The planning isocenter shift between 2D and 3D planning is shown in Fig 1 and Fig 2.
Out of all the sites planned, the maximum shift in the isocenter was observed for the breast. The mean shifts in the isocenter position for the various sites in centimeters was: maxilla-0.64 ± 0.323, breast-2.04 ± 0.50, retinoblastoma-0.33 ± 0.165, cervix-0.85 ± 0.42, thymus-0.31 ± 0.022, bladder-0.32 ± 0.114, nasopharynx-0.53 ± 0.12, prostate-0.52 ± 0.26, oropharynx-0.37 ± 0.15, middle ear-0.29 ± 0.97, esophagus-0.65 ± 0.36, parotid-0.34 ± 0.15, rectum-0.44 ± 0.062, anal canal-0.40 ± 0.00, lung-0.60 ± 0.234, brain tumors-0.34 ± 0.26 . The maximum 3D shift in isocenter between 2D and 3D planning was 3.02 cm for breast followed by 1.5 cm for maxilla and less than 0.7 cm for rest of the sites. The study stresses the importance 3D planning in breast cancer.
Two-dimensional treatment planning has the limitations of not taking into account the complete anatomy of the treatment site. It is a crude approximation of 3D planning where the tumor is visualized on a single slice and less care is taken on what is the dose to surrounding critical structures. Another important drawback of 2D planning is that the complete inhomogeneity inside the body is not taken into account.
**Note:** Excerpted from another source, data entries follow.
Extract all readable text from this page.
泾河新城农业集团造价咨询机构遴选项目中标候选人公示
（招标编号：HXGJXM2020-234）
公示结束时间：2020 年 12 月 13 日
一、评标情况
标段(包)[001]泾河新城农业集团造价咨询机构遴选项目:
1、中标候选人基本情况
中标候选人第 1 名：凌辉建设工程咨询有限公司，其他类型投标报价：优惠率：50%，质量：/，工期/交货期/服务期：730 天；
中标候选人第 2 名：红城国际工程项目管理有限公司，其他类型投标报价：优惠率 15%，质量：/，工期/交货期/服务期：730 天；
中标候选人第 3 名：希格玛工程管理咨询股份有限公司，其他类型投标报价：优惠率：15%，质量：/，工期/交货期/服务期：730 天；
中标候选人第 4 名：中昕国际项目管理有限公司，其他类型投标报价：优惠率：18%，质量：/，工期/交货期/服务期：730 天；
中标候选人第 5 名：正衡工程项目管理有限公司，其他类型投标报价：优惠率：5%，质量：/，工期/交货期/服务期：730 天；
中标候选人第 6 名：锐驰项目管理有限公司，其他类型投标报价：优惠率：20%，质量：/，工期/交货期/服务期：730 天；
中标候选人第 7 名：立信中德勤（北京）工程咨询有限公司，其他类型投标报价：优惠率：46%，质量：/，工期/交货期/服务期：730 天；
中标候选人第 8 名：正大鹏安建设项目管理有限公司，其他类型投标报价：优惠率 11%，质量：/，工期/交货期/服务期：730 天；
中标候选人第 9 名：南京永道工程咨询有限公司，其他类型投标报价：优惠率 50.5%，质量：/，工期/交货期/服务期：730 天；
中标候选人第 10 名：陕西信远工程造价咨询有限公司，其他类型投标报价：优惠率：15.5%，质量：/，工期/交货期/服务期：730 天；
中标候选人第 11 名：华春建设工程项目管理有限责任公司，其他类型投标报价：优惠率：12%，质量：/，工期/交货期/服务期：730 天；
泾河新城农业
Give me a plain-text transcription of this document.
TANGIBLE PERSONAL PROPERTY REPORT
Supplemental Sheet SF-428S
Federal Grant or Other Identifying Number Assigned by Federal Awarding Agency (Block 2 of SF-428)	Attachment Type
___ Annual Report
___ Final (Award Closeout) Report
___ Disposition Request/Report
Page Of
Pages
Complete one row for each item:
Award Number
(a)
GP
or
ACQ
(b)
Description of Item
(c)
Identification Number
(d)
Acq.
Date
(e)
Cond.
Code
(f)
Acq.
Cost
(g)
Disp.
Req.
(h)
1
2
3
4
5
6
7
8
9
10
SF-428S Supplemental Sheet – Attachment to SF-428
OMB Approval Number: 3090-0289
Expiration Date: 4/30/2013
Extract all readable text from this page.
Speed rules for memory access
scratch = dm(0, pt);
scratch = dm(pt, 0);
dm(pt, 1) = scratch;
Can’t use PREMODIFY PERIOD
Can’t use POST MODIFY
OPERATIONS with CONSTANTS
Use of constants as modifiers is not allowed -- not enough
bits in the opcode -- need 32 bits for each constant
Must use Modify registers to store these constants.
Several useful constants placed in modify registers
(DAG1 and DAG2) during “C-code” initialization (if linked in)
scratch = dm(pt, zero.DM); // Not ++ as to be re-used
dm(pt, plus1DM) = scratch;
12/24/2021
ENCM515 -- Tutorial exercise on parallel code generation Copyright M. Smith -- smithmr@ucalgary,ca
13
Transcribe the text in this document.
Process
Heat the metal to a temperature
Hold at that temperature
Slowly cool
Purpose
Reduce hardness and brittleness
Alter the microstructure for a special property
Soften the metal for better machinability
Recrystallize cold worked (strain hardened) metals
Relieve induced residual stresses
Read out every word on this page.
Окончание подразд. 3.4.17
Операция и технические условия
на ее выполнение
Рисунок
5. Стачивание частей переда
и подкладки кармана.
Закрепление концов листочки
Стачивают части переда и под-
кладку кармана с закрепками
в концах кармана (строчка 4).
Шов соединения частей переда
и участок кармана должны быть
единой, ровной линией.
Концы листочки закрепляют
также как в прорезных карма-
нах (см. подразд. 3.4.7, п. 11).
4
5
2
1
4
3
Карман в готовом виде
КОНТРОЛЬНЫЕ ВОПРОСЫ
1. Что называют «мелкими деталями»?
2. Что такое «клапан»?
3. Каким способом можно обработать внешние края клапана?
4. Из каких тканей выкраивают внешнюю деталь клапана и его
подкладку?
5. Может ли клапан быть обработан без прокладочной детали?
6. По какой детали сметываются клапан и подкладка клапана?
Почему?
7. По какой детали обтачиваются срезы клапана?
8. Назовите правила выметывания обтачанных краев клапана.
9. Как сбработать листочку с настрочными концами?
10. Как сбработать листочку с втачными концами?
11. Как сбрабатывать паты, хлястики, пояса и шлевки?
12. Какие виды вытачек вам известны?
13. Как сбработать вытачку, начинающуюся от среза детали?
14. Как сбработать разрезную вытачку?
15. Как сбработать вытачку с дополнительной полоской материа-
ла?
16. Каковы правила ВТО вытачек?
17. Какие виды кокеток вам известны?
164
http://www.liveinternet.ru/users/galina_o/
The comparison of 2D and 3D planning based on isocenter shift for 110 cases of varied diagnosis shows that breast exhibits a large variation in isocenter as compared to other treatment sites when treated by standard tangential field technique versus 3D-RTP. This study gives an insight into isocenter shift between 2D and 3D planning for various treatment sites that has not been dealt with so far in literature. The main assumption in this study was that the critical structures were not taken into account for the comparative study, as it is well known that 3D planning is mandatory for those tumors, which are very close to critical structures. Our study showed that tangential field technique for breast cancer showed large isocenter shift between 2D and 3D planning when compared to other sites. The main reason why breast cancer showed a large variation in isocenter is due to the shape of the breast planning target volume (PTV). The curved shape of the target volume pulls the isocenter posteriorly when it is placed at the center of mass of the target volume. Though, it is routine in most of the centers to go for simple 2D treatment planning for breast cancer but at same time one needs to study the effect of the 2D planning from dosimetric point of view.
Scarcity of resources, both technical and human, compels many centers in developing countries to plan and treat most cases for radiotherapy with 2D treatment planning techniques. Many reports are now emerging in literature regarding limitations of the same. In this study, an attempt was made to quantify the difference in the position of the isocenter in 2D and 3D treatment planning. The variation was highest for breast treatment planning. Hence we conclude that 3D-RTP is a more optimal tool for planning radiotherapy for the breast.